Гостиница тринадцати повешенных (Кок) - страница 44

В дверях, ожидая графа, стояла Татьяна.

Анри де Шале посмотрел на нее с иронической улыбкой и, нежно потрепав Катю по зардевшейся щечке, сказал:

– А ведь она действительно на это способна, твоя добрая госпожа, так что оставайся лучше с ней, бедняжечка!

Затем, резко переменив тон, он обратился к Татьяне:

– Итак, сударыня, вы желали меня видеть? Позвольте, однако, заметить вам, что вы используете странные способы для достижения своих целей! Но, в конце концов, хитрость была довольно изощренной и достаточно ловко приведена в исполнение, так что я готов уделить вам немного внимания. Я вас слушаю; чего вы хотите?

Говоря это, Шале вошел в гостиную, которая была убрана с такой ослепительной роскошью, что граф, привыкший к богатой обстановке, не удержался от жеста восхищения.

Под его ногами – ярких цветов персидский ковер, вокруг, формируя диван, – огромные подушки из темно-красного шелка; на стенах – гобелены из восхитительных тканей, тонкость которых ни в чем не уступала тонкости нюансов самих гобеленов; вся мебель – эбенового дерева, повсюду – дорогие вазы, картины известных мастеров, редкие цветы.

– Как здесь великолепно! – промолвил граф, решив, что отрицать красоту убранства этой комнаты было бы ребячеством.

– Если вы действительно так считаете, я очень рада, – живо отвечала Татьяна, – потому что все это принадлежит вам.

– Что? – проговорил Анри де Шале презрительно. – Мне?

– Разумеется! Раз уж я принадлежу вам, то не принадлежит ли вам и все то, чем я располагаю?

Настала минута молчания. Интонация настоящей любви, искренней страсти всегда способна повлиять даже на самое безразличное сердце. Стоя напротив этой женщины – невероятно красивой, – которая любила его и так ясно давала ему это понять, пусть он этого и не желал слышать, граф чувствовал, что ему не хочется ни обижать ее, ни насмехаться над ней.

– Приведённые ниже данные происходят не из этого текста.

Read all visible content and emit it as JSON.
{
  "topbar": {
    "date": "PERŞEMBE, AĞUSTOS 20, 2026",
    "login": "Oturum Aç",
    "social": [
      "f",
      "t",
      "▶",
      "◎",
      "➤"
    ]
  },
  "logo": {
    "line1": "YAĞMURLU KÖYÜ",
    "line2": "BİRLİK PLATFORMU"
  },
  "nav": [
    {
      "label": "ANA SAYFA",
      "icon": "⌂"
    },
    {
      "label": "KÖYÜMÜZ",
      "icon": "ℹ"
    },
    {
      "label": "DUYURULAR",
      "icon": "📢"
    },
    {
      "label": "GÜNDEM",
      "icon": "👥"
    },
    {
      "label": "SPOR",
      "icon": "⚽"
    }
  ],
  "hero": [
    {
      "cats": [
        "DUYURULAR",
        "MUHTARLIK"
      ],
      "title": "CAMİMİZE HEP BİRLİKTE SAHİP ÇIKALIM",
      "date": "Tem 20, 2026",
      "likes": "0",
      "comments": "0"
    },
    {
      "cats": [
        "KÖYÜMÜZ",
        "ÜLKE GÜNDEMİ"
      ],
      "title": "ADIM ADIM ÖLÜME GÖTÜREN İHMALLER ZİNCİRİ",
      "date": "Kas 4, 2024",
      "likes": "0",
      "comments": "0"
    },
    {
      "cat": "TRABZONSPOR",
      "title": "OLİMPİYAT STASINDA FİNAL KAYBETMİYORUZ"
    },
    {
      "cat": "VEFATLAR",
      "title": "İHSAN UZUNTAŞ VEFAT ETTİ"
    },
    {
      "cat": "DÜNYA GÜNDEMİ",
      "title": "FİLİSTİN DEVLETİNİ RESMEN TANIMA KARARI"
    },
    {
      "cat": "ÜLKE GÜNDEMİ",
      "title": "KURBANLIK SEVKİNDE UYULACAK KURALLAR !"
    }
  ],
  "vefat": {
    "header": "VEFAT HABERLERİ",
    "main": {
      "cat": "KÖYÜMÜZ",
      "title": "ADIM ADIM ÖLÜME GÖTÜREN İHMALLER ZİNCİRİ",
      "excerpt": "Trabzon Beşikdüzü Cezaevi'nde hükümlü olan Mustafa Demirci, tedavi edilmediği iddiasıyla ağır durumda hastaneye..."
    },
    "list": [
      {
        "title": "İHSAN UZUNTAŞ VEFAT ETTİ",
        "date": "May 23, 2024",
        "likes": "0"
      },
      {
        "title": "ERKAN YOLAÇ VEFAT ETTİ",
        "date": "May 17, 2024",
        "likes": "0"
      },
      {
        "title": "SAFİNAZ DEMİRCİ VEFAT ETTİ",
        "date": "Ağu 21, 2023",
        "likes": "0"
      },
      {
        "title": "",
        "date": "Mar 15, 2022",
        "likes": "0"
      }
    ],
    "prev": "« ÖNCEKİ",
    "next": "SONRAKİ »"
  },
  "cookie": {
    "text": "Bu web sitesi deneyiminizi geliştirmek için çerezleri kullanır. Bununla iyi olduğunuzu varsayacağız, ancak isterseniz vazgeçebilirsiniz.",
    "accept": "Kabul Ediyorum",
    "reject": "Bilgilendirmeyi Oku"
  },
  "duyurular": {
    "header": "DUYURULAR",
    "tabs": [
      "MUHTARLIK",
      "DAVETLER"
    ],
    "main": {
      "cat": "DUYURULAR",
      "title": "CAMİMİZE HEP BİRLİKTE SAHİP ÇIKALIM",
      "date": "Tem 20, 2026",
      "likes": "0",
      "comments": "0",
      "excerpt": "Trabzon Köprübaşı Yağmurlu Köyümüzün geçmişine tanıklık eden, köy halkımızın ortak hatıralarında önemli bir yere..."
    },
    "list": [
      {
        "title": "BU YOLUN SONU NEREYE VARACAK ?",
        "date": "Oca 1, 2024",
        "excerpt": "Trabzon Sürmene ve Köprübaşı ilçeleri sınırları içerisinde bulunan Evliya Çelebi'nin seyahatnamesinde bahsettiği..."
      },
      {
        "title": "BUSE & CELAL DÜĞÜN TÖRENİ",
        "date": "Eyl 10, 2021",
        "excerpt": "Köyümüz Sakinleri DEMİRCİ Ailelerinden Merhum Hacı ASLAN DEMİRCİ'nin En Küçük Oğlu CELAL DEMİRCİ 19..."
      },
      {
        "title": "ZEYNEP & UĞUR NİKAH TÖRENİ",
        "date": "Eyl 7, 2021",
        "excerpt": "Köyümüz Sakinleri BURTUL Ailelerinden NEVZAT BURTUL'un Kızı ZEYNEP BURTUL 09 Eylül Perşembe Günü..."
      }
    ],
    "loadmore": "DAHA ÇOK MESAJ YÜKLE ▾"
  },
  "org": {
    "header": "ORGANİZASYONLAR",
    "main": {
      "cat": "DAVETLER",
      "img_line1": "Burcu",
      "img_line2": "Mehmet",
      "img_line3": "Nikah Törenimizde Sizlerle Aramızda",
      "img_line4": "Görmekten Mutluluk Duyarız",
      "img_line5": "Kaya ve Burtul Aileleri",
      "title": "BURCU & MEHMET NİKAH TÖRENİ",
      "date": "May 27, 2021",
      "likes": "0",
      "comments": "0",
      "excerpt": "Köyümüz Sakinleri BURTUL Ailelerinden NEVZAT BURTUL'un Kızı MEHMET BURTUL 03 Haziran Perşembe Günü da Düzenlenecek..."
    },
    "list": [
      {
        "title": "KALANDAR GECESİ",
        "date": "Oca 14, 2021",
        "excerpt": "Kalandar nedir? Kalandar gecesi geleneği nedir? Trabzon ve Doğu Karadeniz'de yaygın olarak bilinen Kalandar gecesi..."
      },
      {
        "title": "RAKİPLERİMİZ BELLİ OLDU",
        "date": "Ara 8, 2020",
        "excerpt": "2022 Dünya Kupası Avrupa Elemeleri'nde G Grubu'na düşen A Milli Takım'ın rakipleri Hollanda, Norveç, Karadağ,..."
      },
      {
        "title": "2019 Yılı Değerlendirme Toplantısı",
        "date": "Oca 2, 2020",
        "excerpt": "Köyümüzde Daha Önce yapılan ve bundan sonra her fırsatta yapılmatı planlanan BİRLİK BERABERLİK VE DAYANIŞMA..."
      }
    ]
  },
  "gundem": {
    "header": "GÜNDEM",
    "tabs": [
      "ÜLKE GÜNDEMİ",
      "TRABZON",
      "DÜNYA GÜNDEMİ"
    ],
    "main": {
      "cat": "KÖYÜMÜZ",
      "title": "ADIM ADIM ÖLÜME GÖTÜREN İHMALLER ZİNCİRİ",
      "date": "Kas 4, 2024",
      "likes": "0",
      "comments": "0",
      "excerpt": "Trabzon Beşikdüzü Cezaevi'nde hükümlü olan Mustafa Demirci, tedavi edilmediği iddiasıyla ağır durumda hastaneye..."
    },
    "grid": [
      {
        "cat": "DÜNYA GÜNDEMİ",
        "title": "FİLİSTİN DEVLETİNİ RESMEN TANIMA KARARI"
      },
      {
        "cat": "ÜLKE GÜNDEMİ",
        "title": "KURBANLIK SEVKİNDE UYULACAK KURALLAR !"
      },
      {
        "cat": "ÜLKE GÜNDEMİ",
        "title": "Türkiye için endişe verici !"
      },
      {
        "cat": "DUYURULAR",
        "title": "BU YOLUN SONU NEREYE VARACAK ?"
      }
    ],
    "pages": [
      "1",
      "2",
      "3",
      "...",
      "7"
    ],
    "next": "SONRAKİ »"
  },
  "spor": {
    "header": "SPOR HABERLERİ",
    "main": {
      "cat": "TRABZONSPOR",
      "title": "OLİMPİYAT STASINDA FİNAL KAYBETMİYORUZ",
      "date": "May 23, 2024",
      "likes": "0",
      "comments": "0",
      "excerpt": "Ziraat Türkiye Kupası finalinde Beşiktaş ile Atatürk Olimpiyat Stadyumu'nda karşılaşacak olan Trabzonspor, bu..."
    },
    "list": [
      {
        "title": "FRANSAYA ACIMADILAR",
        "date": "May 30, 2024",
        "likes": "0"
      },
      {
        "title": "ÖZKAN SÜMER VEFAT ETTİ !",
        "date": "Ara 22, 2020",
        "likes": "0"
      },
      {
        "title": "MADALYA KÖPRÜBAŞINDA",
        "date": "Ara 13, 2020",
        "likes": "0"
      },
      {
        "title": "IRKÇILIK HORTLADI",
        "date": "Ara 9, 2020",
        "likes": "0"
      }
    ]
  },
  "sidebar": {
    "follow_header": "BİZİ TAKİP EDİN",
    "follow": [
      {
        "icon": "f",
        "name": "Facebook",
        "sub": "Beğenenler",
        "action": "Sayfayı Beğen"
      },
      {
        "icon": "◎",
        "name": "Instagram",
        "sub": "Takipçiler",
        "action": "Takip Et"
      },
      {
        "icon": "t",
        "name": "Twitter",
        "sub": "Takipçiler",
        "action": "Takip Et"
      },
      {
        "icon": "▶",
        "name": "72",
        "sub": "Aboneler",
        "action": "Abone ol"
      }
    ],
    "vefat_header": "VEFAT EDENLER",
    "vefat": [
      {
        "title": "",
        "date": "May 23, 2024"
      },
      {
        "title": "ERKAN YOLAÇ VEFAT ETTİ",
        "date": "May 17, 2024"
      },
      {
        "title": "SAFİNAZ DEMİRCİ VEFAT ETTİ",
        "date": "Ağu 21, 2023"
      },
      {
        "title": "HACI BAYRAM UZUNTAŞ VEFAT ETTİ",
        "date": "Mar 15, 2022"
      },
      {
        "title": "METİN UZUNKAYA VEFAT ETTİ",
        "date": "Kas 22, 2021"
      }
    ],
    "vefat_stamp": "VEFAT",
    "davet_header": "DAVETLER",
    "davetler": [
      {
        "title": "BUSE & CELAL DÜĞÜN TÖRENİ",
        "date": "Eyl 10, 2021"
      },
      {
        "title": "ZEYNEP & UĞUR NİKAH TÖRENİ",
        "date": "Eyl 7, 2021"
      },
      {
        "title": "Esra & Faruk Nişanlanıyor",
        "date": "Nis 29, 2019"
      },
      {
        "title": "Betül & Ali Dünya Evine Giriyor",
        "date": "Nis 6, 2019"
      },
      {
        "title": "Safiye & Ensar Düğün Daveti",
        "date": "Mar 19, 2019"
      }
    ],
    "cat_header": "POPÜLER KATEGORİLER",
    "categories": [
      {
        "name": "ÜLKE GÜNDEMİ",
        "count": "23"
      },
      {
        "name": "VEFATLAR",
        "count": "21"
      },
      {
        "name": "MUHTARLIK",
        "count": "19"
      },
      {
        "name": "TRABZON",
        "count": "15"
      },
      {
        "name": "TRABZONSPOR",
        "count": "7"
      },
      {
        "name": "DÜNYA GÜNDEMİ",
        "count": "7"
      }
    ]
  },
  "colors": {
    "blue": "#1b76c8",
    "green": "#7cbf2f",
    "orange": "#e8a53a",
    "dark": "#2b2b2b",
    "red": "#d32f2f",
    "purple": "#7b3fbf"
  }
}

Они сели рядышком, но она – чуть ниже, чтобы позволить физически доминировать над ней тому, кто так сильно доминировал над ней морально. И в этом положении она смотрела на него… о, отнюдь не дерзко! Казалось, для этого совершенно восторженного взгляда она, напротив, смягчила пылавший в ее зрачках огонь. То была уже не покинутая и разгневанная любовница, глаза которой говорят неблагодарному: «Почему ты меня больше не любишь?», а женщина, которая вдоволь настрадалась, а в качестве упрека за этот разрыв использует нежность, украдкой пряча ее за слезой.

Увы! Анри не любил больше Татьяну; а мужчина, который не любит, становится безжалостным. Первый же подходящий предлог позволяет ему вновь войти в ту роль, от которой отстранило его непредвиденное обстоятельство.